In questo, mi sembra, l'arcipelago giovanile, imparagonabile per tanti versi ad un blocco compatto, uniforme, omogeneo, dimostra una omogeneità verificabile in un magma fluido di atteggiamenti contraddittori, da quello creativo a quello violento, sino a quello ordinario in superficie tradotti in moduli di costume e di cultura diversi anche da un recente passato. Sembrano consistere in un malessere endemico, contrassegnato da elementi di insofferenza alta, di pertinace disadattamento e disaffezione e scontentezza verso le forme di una razionalità progressista, i cui effetti ciascuno avverte nella propria solitudine devalorizzata.

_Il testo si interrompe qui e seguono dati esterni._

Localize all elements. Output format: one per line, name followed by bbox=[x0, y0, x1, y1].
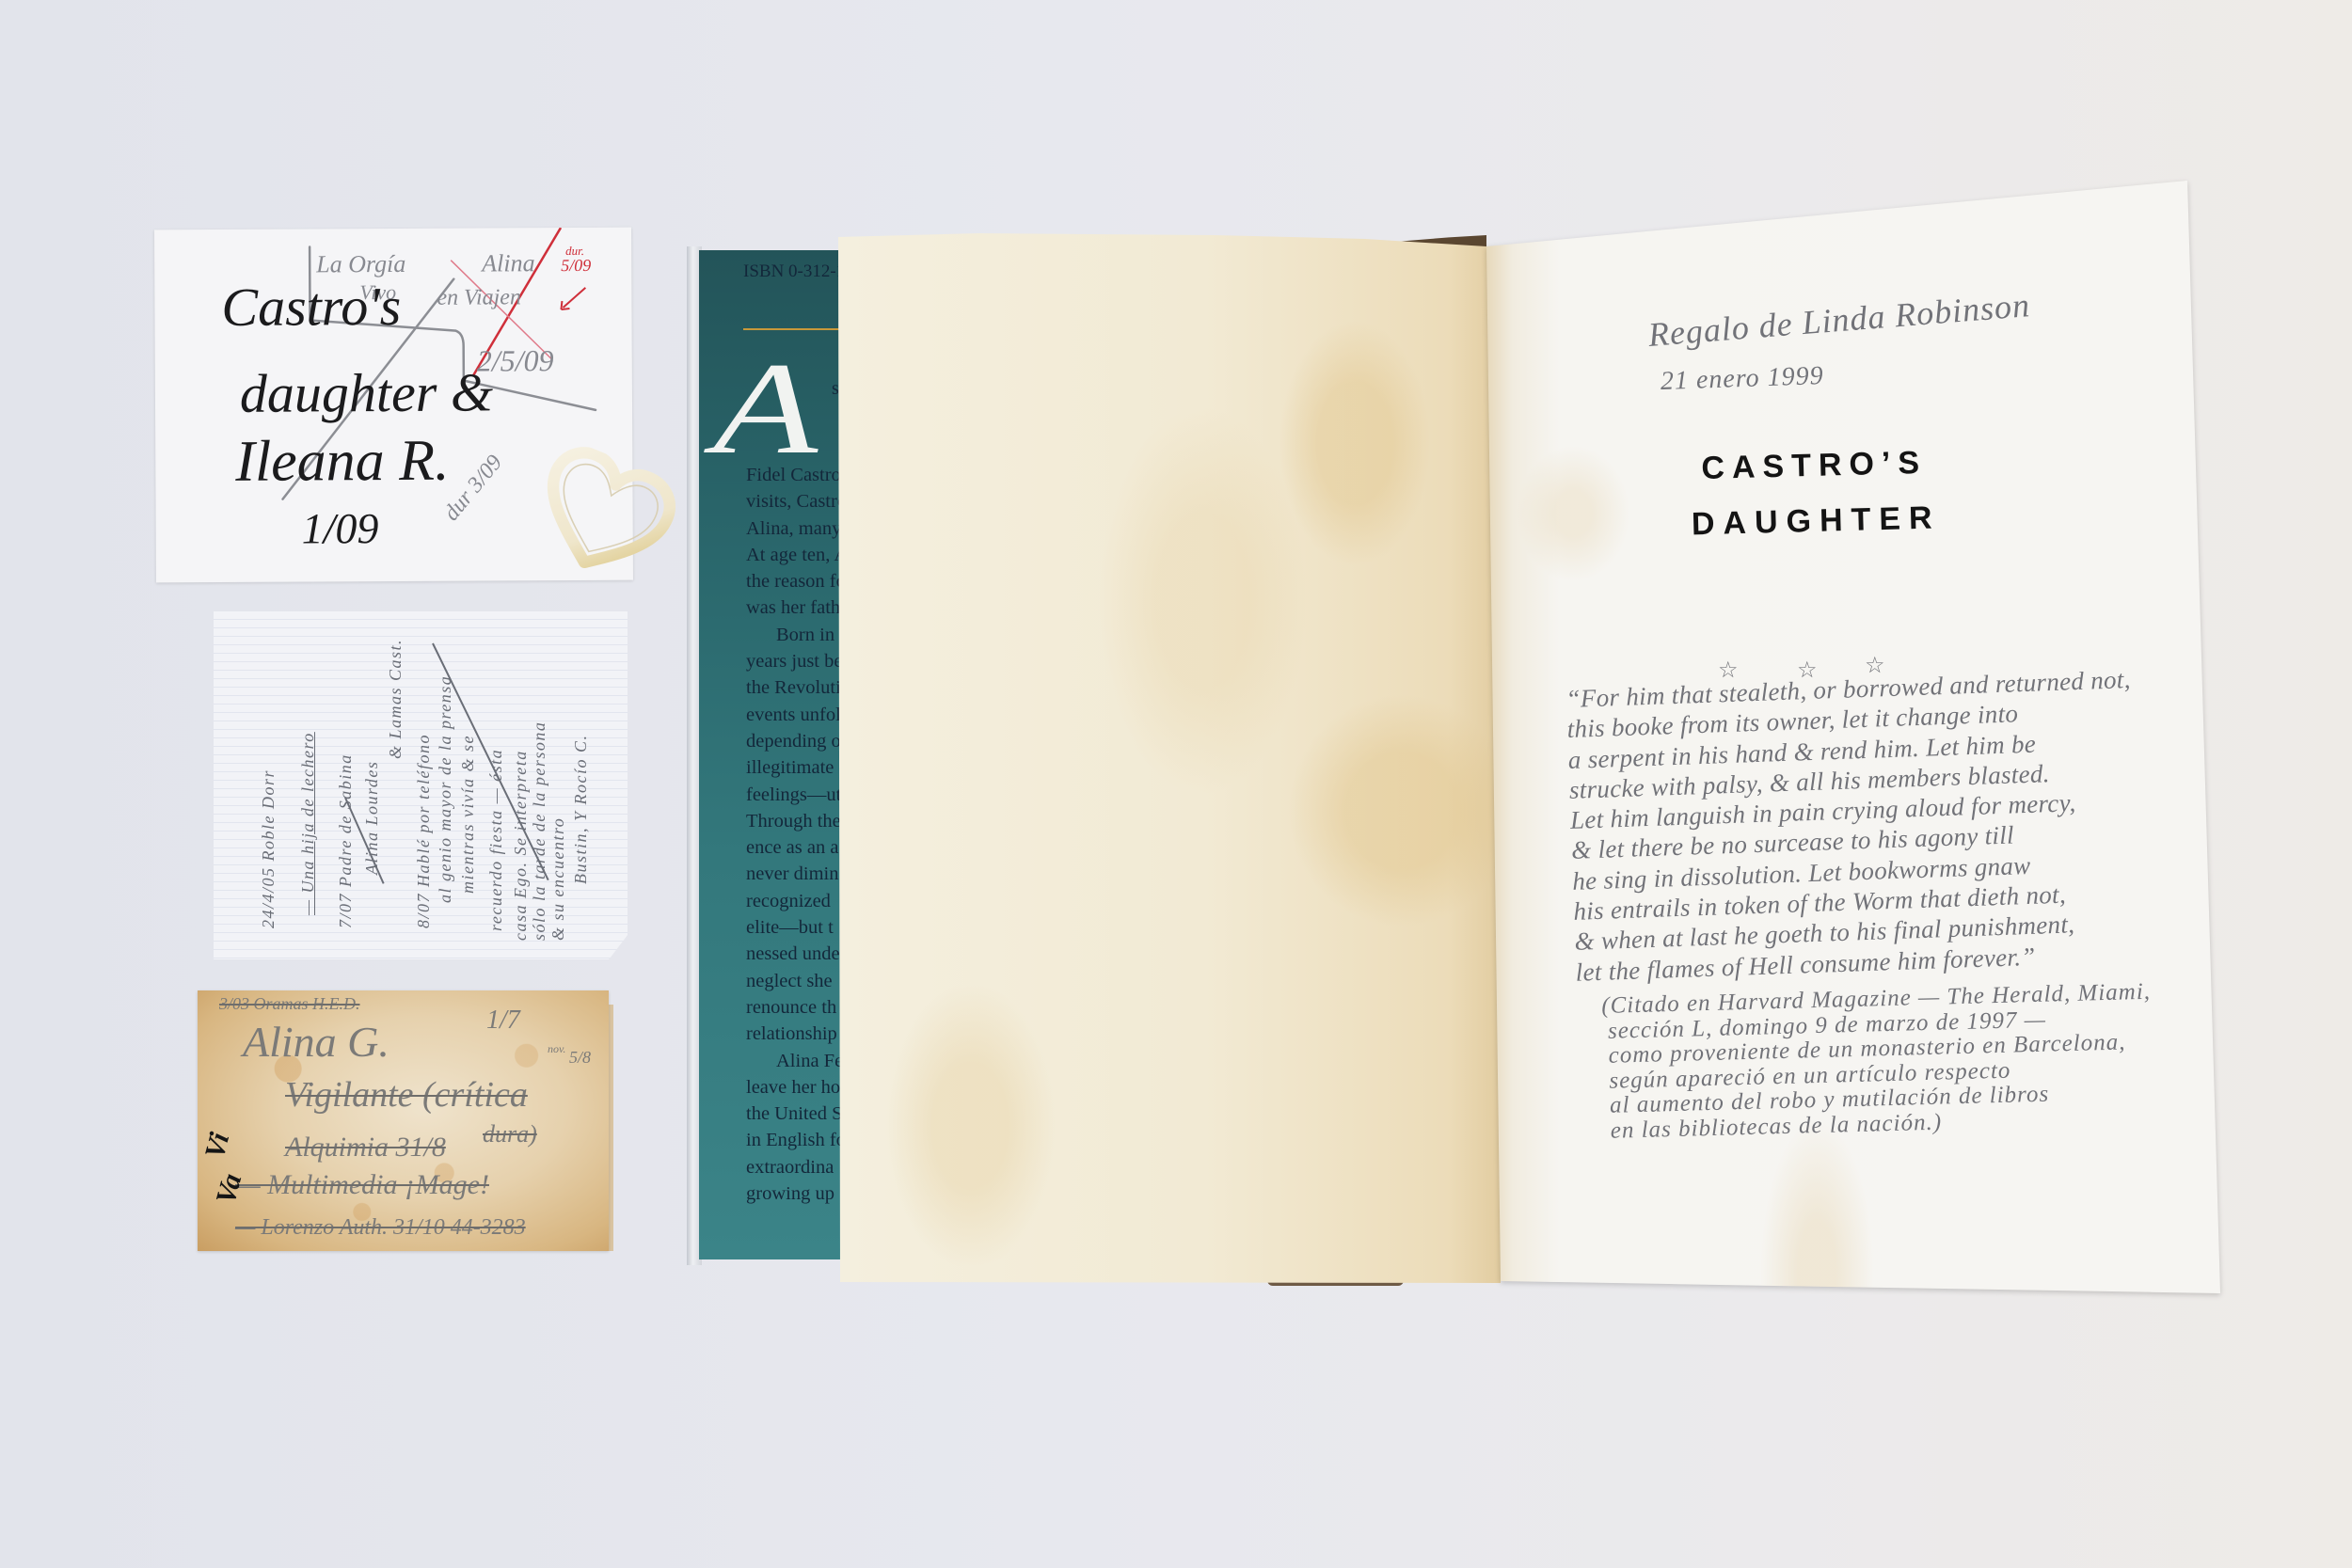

Sicché il giovane, o la ragazza, quando si avventura in una dimensione comunitaria, nel collettivo nel circolo nel gruppo nel piccolo gruppo, cercando semplicemente di essere, si chiede: la mia vita, dove l'ho dimenticata? Una risposta (vuota) gli viene fornita, adeguatamente miscelata, dal galoppante processo di americanizzazione. Il tempo di vita non è tempo liberato.
Difendere la propria vita, significa recuperare spazi e strutture, riconciliarsi con l'ambiente urbano nel momento ludico, rassicurante, in cui si è attori e non semplici spettatori, ad esempio de Les Comediants al Carnevale di Venezia o al Festival del teatro in piazza di Santarcangelo di Romagna. Si tratta anche di affermare il principio di vita su quello di morte: le piazze si riempiono per la pace, contro la guerra, per i funerali di una giovane vita, i miei anni, troncata.
Ma quanto il desiderio di vita apre la porta al desiderio di morte? al rifiuto di memoria? alla mancanza di amore alla terra? Sembra prevalere un universo di senso prodotto dal tardocapitalismo, unidimensionale, in cui l'uomo, il giovane, la ragazza non ha più nulla, è solo valore di scambio, senza memoria e senza identità perché l'ego è spezzato, diviso in tanti istanti atomisticamente intesi.